Postgresql – Continuously arriving data with fast filtering on date in PostgreSQL

postgresqlscalability

I have a huge amount of data, which arrives continously. (About 10 million rows/day, ~3000 rows/10 seconds in peak intervals of the day.)

I want to store them in a PostgreSQL database (I use PostGis to process the geographical data, that's why PostgreSQL).

I usually filter these data by timestamp first, and only after this I want to select data based on other properties (so it's rare when I need to work with all of the data).

My first approach was to create a table which has an index on the timestamp (to enable fast filtering on timestamp), and I insert the freshly arrived rows to the table every 10 seconds (so about 500-3000 rows).
This approach worked for the first few days, but after that inserting the data into the DB took more time than the rate in which the data arrived (so I wanted to insert new data every 10 seconds, but inserting took more than 10 seconds). (It's reason is obviously updating the index. I use COPY to insert the data, as recommended here.)

The other ideas I considered were the following, but they make the handling of the data difficult:

  • Putting the continuously arriving data into a different table, and copy it into the full table e.g. every night. But the time to copy the data will be longer every day, so it's not sustainable after a while.
  • Putting every day's data into a different table. But in this case it's difficult to create queries which have overlapping intervals, or contain multiple days. (I have to UNION the tables.) But still this solution seems to be the best yet…
  • Dropping the index before every insert (as written in the documentation), but the index recreation takes more and more time as the table grows, so it's also not a sustainable solution.

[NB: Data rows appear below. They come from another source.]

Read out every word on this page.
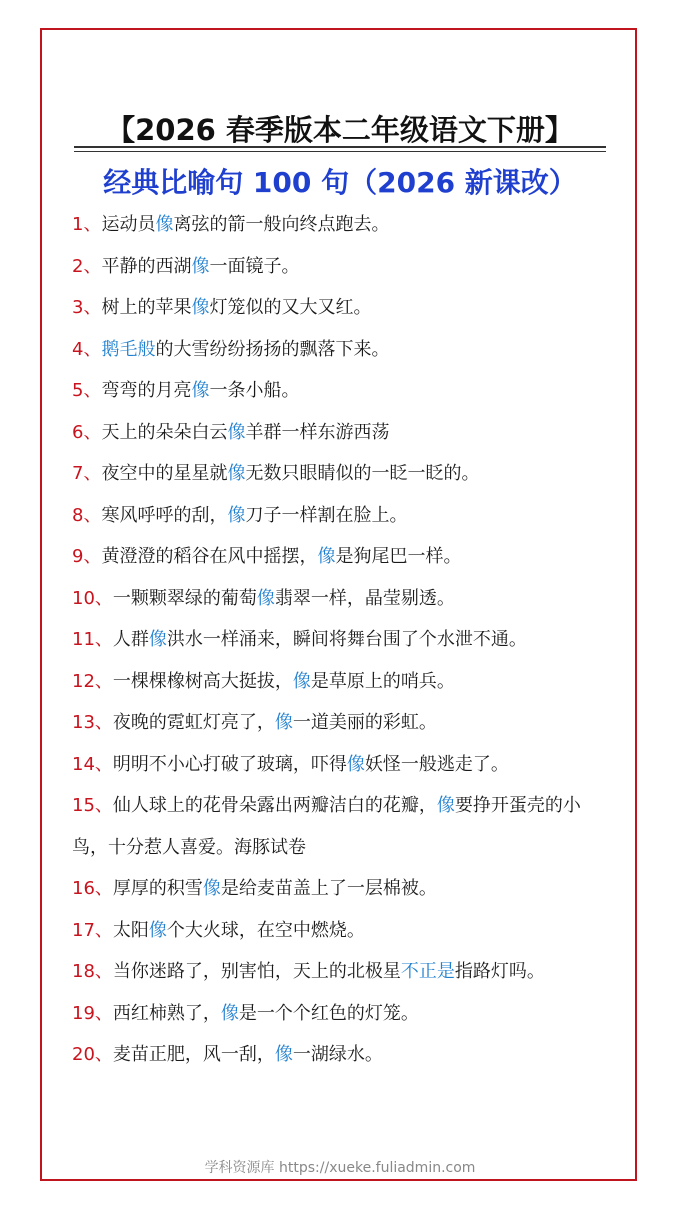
【2026 春季版本二年级语文下册】
经典比喻句 100 句（2026 新课改）
1、运动员像离弦的箭一般向终点跑去。
2、平静的西湖像一面镜子。
3、树上的苹果像灯笼似的又大又红。
4、鹅毛般的大雪纷纷扬扬的飘落下来。
5、弯弯的月亮像一条小船。
6、天上的朵朵白云像羊群一样东游西荡
7、夜空中的星星就像无数只眼睛似的一眨一眨的。
8、寒风呼呼的刮，像刀子一样割在脸上。
9、黄澄澄的稻谷在风中摇摆，像是狗尾巴一样。
10、一颗颗翠绿的葡萄像翡翠一样，晶莹剔透。
11、人群像洪水一样涌来，瞬间将舞台围了个水泄不通。
12、一棵棵橡树高大挺拔，像是草原上的哨兵。
13、夜晚的霓虹灯亮了，像一道美丽的彩虹。
14、明明不小心打破了玻璃，吓得像妖怪一般逃走了。
15、仙人球上的花骨朵露出两瓣洁白的花瓣，像要挣开蛋壳的小鸟，十分惹人喜爱。海豚试卷
16、厚厚的积雪像是给麦苗盖上了一层棉被。
17、太阳像个大火球，在空中燃烧。
18、当你迷路了，别害怕，天上的北极星不正是指路灯吗。
19、西红柿熟了，像是一个个红色的灯笼。
20、麦苗正肥，风一刮，像一湖绿水。
学科资源库 https://xueke.fuliadmin.com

Because the data arrives continuously (timestamp is monotonically increasing), if I don't use DB, I could store these data into files (e.g. 1 file/hour), and use binary search on these files according to the timestamps, and that would be much faster than using the DB to store the data (no need to index), and it also scales well (the time I need to insert and query the same amount of data is the same, it doesn't depend on the total data size). So I think it's not impossible to create a solution which meets my requirements.

But obviously, it would result in a much less usable database and it would be much worse in other aspects without PostgreSQL's functions (e.g. further filtering data, PostGIS features).

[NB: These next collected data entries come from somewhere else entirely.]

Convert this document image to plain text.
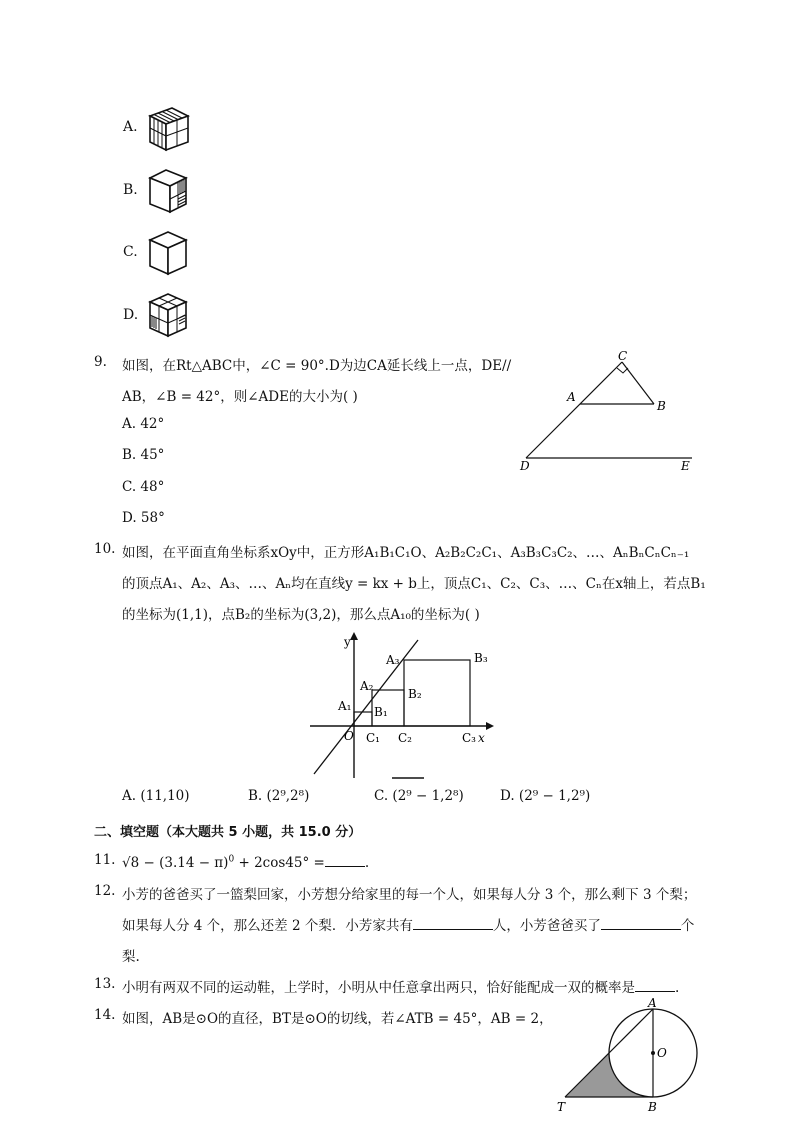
A.
B.
C.
D.
9. 如图，在Rt△ABC中，∠C = 90°.D为边CA延长线上一点，DE//
AB，∠B = 42°，则∠ADE的大小为( )
A. 42°
B. 45°
C. 48°
D. 58°
C
A
B
D	E
10. 如图，在平面直角坐标系xOy中，正方形A₁B₁C₁O、A₂B₂C₂C₁、A₃B₃C₃C₂、…、AₙBₙCₙCₙ₋₁
的顶点A₁、A₂、A₃、…、Aₙ均在直线y = kx + b上，顶点C₁、C₂、C₃、…、Cₙ在x轴上，若点B₁
的坐标为(1,1)，点B₂的坐标为(3,2)，那么点A₁₀的坐标为( )
y
x
O
A₁
A₂
A₃
B₁
B₂
B₃
C₁ C₂	C₃
A. (11,10)	B. (2⁹,2⁸)	C. (2⁹ − 1,2⁸)	D. (2⁹ − 1,2⁹)
二、填空题（本大题共 5 小题，共 15.0 分）
11. $√8 - (3.14 - \pi)^0 + 2\cos 45^\circ$ =	.
12. 小芳的爸爸买了一篮梨回家，小芳想分给家里的每一个人，如果每人分 3 个，那么剩下 3 个梨；
如果每人分 4 个，那么还差 2 个梨．小芳家共有	人，小芳爸爸买了	个
梨.
13. 小明有两双不同的运动鞋，上学时，小明从中任意拿出两只，恰好能配成一双的概率是	.
14. 如图，AB是⊙O的直径，BT是⊙O的切线，若∠ATB = 45°，AB = 2，
A
O
T	B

Storing the data in these files and only loading them to a temporary table for the duration of processing seems to be another possible solution to solve the performance problem, but I think it would be much slower to query (because I have to physically copy the data on the disk) and it seems to be an ugly solution.

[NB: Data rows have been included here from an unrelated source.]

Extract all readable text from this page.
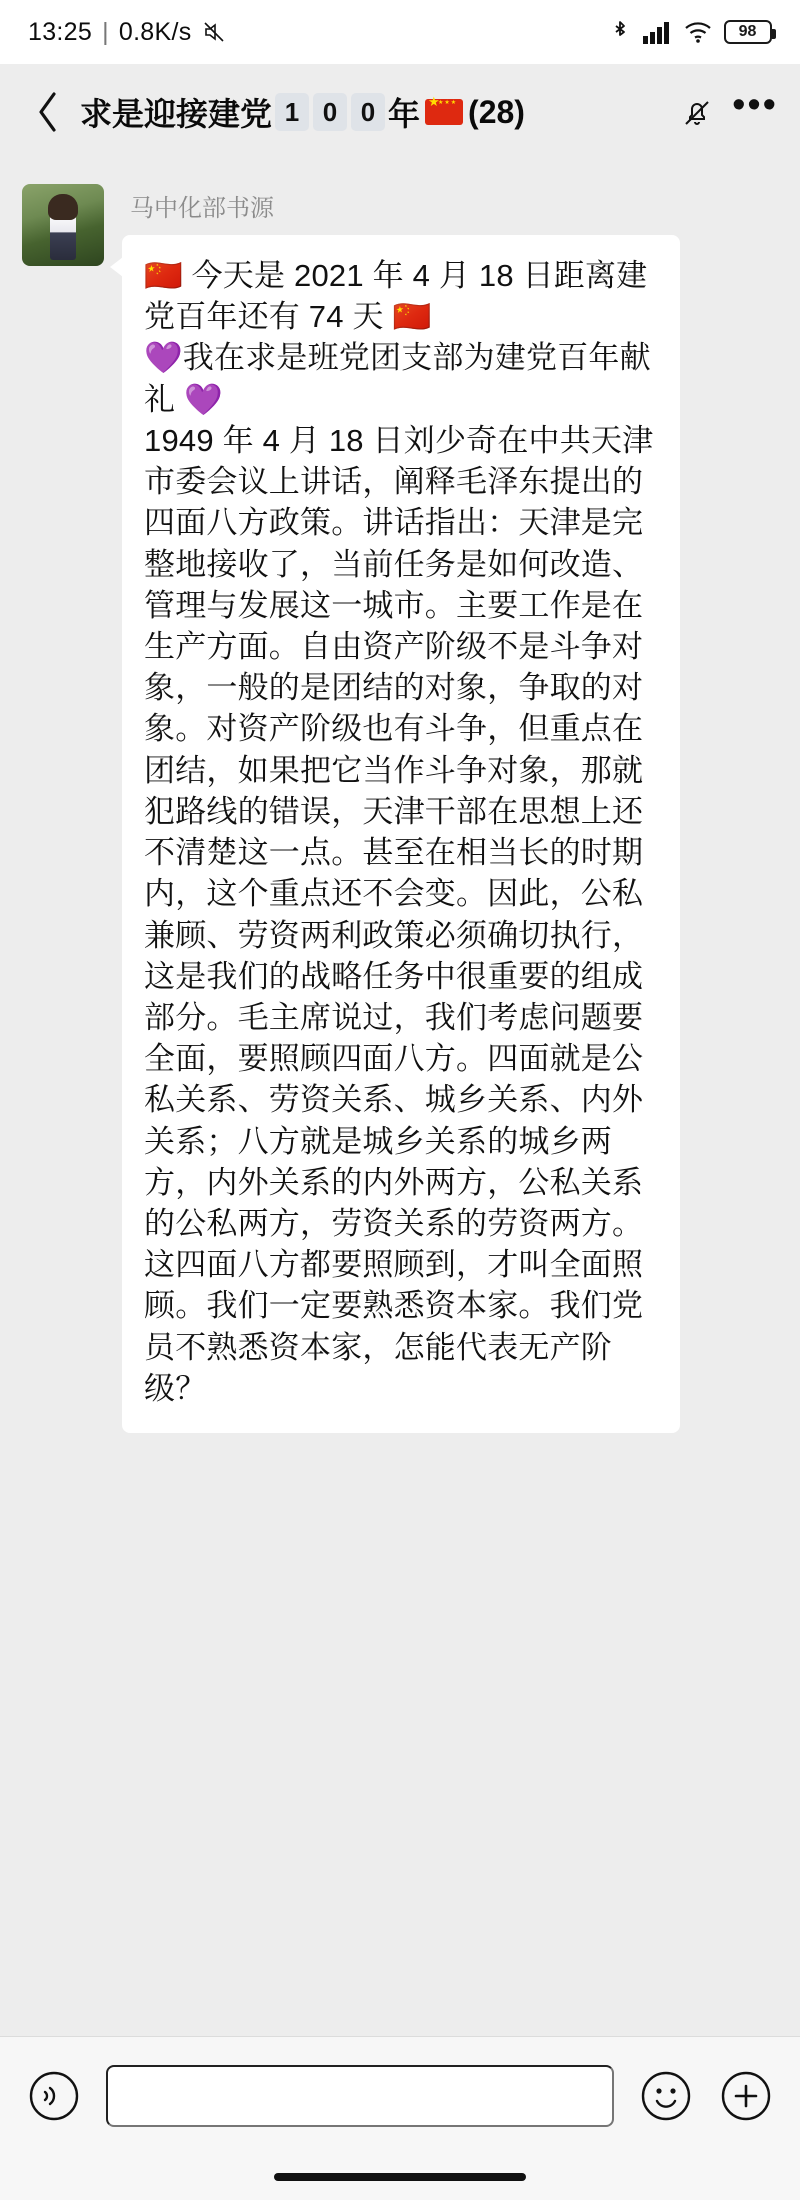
13:25 | 0.8K/s	98
求是迎接建党 1 0 0 年 ★ ★★★ (28)	•••
马中化部书源

🇨🇳 今天是 2021 年 4 月 18 日距离建党百年还有 74 天 🇨🇳

💜我在求是班党团支部为建党百年献礼 💜

1949 年 4 月 18 日刘少奇在中共天津市委会议上讲话，阐释毛泽东提出的四面八方政策。讲话指出：天津是完整地接收了，当前任务是如何改造、管理与发展这一城市。主要工作是在生产方面。自由资产阶级不是斗争对象，一般的是团结的对象，争取的对象。对资产阶级也有斗争，但重点在团结，如果把它当作斗争对象，那就犯路线的错误，天津干部在思想上还不清楚这一点。甚至在相当长的时期内，这个重点还不会变。因此，公私兼顾、劳资两利政策必须确切执行，这是我们的战略任务中很重要的组成部分。毛主席说过，我们考虑问题要全面，要照顾四面八方。四面就是公私关系、劳资关系、城乡关系、内外关系；八方就是城乡关系的城乡两方，内外关系的内外两方，公私关系的公私两方，劳资关系的劳资两方。这四面八方都要照顾到，才叫全面照顾。我们一定要熟悉资本家。我们党员不熟悉资本家，怎能代表无产阶级？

What other options do I have to handle this amount of data in a sustainable way (so the complexity of selecting and inserting the same amount of data doesn't depend on the size of the total data amount), but still make querying the data reasonably simple?

Best Answer

As @a_horse_with_no_name suggested, you could do partitioning of the tables, which seems ideal for what you are describing. Something like pg_partman would help significantly with the process:

https://github.com/keithf4/pg_partman

You could also try an unlogged table, with a job to load the table in between bursts, something like this:

http://theplateisbad.blogspot.com/2015/08/row-row-row-your-boat.html

But in the end, I think that partitioning is the best way to go here, so that you are writing to a smaller table with many other sibling tables, the table inheritance is hidden behind PostgreSQL's partitioning machinery, and entire partitions can be eliminated via constraint exclusion depending on timestamp ranges.